Conversely, it was intriguing that Items 8, 9, 11, 18, 19, 21, and 22 (all of which addressed interacting with and knowledge about dying people) had more favorable pre-discussion responses than post-experiential responses. From a professional standpoint, dealing with patients (Items 8, 9, 18, and 19), and from a personal standpoint, dealing with family members (Items 11, 21, and 22), responses could be related to the videos in which pharmacists were not mentioned as being involved in end-of-life care; or perhaps the videos exposed the students to the understandable emotional challenges of working in end-of-life situations. Also possible is that students had a negative experience with end-of-life care during their APPEs, or that health care professionals who taught them in these settings were not comfortable with end-of-life issues, thus contributing to these responses.
Limitations
There were limitations identified in this study. As previously mentioned, the study did not discern whether changes in responses were due solely to the didactic course, nor did it capture those experiences with the death of a patient who students may have encountered during APPEs. A repeated measures design was not considered to assess students' attitudes at the 3 points of baseline, end of course, and end of professional education at graduation. Also, the survey instrument did not include ethnicity in the demographic section, and, therefore, differences in ethnic groups' responses were not part of this study. However, because the race of the class was almost all white, there would not have been enough students of other races to provide appropriate or meaningful analysis in this area. Last, even though the survey instrument was reviewed by others, a pilot study using the instrument was not conducted to gain initial psychometric information.
SUMMARY
There were gender differences in student attitudes about end-of-life matters, as female students' responses were more favorable than male students' responses on the majority of items. This was evident particularly relating to the need to discuss end-of-life care in health professions' curricula, their comfort in talking about end-of-life care, and their perceived knowledge of end-of-life issues that would help them take better care of their own families when these situations arose. Male students' responses were more favorable than those of female students in areas pertaining to being more emotionally able to be in the room of a patient or family member who was dying. For two-thirds of the surveyed items, the post-experiential responses were more favorable than the pre-discussion responses.

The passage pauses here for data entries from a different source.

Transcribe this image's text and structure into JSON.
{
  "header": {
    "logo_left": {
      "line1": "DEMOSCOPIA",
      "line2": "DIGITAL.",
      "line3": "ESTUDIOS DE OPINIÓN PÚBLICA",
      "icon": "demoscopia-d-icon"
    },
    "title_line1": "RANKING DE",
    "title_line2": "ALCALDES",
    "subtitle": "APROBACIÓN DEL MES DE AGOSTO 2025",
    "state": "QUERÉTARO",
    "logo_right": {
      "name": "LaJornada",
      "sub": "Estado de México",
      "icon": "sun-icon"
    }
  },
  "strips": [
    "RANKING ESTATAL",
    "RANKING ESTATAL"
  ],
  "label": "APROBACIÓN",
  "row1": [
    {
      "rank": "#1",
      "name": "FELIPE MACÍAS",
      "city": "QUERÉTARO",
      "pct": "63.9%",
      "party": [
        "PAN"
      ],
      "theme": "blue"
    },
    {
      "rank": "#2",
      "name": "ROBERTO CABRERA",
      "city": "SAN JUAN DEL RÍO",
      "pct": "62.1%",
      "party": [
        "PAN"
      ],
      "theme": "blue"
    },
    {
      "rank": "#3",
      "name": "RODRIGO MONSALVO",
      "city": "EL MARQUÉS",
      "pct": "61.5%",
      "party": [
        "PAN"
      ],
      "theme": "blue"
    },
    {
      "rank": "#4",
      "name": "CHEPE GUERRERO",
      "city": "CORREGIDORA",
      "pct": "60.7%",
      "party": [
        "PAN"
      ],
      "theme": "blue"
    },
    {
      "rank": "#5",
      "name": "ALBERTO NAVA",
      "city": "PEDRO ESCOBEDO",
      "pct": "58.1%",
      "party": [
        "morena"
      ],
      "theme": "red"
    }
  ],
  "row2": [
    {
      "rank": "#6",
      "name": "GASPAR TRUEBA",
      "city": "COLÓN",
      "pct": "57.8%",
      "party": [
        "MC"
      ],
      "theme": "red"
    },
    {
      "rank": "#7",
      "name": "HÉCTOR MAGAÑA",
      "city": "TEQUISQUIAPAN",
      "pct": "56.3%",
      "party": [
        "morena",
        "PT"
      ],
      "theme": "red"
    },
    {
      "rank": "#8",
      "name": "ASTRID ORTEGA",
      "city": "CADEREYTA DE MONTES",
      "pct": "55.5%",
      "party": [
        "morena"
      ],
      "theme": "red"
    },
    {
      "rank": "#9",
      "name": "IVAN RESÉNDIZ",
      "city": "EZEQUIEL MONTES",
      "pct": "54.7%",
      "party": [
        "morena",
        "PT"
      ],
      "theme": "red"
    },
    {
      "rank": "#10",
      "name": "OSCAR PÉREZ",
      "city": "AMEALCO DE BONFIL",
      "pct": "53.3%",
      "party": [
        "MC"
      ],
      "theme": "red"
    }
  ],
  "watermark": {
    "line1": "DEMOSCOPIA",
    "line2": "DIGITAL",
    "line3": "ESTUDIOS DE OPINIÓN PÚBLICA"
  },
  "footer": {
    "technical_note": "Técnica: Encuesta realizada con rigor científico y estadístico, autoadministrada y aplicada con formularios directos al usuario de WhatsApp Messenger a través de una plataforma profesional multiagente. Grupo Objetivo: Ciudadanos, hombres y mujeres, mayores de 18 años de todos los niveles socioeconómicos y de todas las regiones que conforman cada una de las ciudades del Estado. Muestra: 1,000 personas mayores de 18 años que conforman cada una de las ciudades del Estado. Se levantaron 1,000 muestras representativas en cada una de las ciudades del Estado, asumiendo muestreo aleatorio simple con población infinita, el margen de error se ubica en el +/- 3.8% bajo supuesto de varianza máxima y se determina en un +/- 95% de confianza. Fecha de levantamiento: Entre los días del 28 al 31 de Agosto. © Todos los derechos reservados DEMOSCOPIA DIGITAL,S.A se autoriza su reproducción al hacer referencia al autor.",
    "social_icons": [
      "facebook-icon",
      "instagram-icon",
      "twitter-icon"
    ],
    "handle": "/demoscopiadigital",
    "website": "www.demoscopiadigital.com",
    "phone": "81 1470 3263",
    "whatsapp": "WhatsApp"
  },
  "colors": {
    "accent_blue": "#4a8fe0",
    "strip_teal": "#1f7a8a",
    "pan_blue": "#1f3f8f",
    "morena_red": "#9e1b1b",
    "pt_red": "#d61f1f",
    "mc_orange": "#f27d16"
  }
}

These results supported the premise that the end-of-life content discussed in the Ethics in Christianity and Health Care Course, as well as possible experiences during these students' APPEs, had a generally favorable impact on their thoughts about end-of-life care. This study also points to the need for continued inclusion of end-of-life care in curricula as well as the need to educate students on the pharmacist's role in palliative and end-of-life care. Further research is needed to explore specific ways in which information about end-of-life can be presented in didactic courses and applied in experiential components of the curriculum.